Il est à nouveau arrivé en tête, malgré une très forte abstention. Le maire EELV Eric Piolle avait affiché un score de 46,67 % au lendemain du premier tour des municipales qui se sont tenues en mars dernier, loin devant son adversaire, le divers droite et ancien maire, Alain Carignon (19,80 %). Avec, juste derrière, la députée LREM Émilie Chalas (13,75 %) ainsi que le socialiste, Olivier Noblecourt (13,31 %). Après avoir proposé une coalition avec la France Insoumise en 2014, le candidat à sa propre réélection s'est allié cette année à plusieurs partis écologistes, Génération.s, le PCF ainsi que des organisations grenobloises. Pour autant, le maire écologiste de Grenoble dispose-t-il d'un boulevard pour sa réélection ?

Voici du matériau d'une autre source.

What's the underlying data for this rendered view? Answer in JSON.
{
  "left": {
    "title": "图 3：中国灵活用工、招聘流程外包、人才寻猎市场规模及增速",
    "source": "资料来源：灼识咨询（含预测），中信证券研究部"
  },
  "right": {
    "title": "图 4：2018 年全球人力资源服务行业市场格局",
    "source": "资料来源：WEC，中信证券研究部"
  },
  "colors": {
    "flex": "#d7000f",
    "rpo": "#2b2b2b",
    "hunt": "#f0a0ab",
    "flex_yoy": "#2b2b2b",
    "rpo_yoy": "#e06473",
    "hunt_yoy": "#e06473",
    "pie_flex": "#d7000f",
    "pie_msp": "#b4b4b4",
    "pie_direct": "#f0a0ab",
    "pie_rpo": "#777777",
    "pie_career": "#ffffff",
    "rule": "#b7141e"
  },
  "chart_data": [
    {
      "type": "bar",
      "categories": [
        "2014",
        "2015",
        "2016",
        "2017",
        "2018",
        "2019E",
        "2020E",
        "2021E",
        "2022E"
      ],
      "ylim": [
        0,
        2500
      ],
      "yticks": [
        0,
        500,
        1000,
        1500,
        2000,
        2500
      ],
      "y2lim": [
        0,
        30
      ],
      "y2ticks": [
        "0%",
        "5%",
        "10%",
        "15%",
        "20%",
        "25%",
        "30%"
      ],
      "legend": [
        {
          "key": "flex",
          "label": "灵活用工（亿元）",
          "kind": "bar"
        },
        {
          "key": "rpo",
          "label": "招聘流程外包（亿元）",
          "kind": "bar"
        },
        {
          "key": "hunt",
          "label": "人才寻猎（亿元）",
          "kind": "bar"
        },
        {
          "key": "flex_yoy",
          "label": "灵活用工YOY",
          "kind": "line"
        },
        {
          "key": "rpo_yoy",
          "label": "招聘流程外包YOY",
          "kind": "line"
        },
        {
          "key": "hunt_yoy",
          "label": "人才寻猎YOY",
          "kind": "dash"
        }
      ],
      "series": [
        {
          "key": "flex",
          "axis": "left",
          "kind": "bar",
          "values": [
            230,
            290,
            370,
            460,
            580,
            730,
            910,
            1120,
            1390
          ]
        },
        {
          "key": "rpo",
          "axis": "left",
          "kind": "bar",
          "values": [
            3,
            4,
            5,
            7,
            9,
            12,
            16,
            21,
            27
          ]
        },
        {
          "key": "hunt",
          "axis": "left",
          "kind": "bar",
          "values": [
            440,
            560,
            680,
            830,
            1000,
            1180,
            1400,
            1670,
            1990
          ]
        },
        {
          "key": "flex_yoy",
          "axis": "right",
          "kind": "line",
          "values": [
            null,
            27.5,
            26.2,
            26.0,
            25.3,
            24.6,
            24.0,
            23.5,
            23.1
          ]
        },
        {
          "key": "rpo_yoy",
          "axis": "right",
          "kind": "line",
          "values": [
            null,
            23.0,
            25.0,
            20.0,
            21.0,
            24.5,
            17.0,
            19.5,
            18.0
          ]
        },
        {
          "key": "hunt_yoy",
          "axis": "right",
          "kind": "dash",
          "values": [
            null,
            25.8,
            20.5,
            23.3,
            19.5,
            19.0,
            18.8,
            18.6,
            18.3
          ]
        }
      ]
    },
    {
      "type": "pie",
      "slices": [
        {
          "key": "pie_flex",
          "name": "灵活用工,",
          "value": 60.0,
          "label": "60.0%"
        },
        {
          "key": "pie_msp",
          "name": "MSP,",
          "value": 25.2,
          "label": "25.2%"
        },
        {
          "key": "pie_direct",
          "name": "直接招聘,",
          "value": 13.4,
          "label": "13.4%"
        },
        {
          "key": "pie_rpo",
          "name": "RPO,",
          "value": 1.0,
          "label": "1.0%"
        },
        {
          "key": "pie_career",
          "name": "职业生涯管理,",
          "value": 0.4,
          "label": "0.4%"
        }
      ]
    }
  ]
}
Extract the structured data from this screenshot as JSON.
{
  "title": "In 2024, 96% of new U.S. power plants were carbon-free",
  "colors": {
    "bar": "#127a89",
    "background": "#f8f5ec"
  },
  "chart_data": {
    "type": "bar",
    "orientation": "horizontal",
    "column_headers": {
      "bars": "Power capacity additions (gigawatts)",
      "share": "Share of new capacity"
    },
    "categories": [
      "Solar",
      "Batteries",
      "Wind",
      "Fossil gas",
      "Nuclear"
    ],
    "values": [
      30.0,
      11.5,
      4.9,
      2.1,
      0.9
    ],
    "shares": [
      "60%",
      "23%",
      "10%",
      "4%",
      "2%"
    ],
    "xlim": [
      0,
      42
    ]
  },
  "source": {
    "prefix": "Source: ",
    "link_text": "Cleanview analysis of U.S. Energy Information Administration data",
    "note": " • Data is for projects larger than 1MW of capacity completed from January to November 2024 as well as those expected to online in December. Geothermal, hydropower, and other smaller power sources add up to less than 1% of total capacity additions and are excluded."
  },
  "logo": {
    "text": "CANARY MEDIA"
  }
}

Alors que près de 57,75 % des Grenoblois ont choisi de ne pas aller voter lors d'un premier tour marqué par la crise du Covid-19, Grenoble se prépare déjà à un nouveau mandat pour son maire sortant. Celui-ci semblerait en position de force face à ses trois autres concurrents, qui n'ont, dans l'entre-deux tour, conclu aucune alliance susceptible de le renverser.
Pour autant, le maire écologiste pourra-t-il s'appuyer sur son bilan pour convaincre ? Et peut-il plus largement se porter comme un modèle à l'échelle de l'Hexagone, en vue de "d'accompagner les transitions à venir", comme le propose son programme ?
Il y a quelques jours, Eric Piolle, qui déclinait encore les interviews sous prétexte qu'il n'était "pas encore entré en campagne", a tout de même réalisé un saut de puce à Marseille, en vue de soutenir la candidate Michèle Rubirola et le printemps marseillais.
Un épisode où il avait même eu l'occasion d'évoquer lui-même son propre bilan :
"La droite marseillaise panique, nous avons eu ce même phénomène à Grenoble avant notre première élection et, six ans après, nous avons connu un véritable plébiscite", rapportait, sur place, un journal local.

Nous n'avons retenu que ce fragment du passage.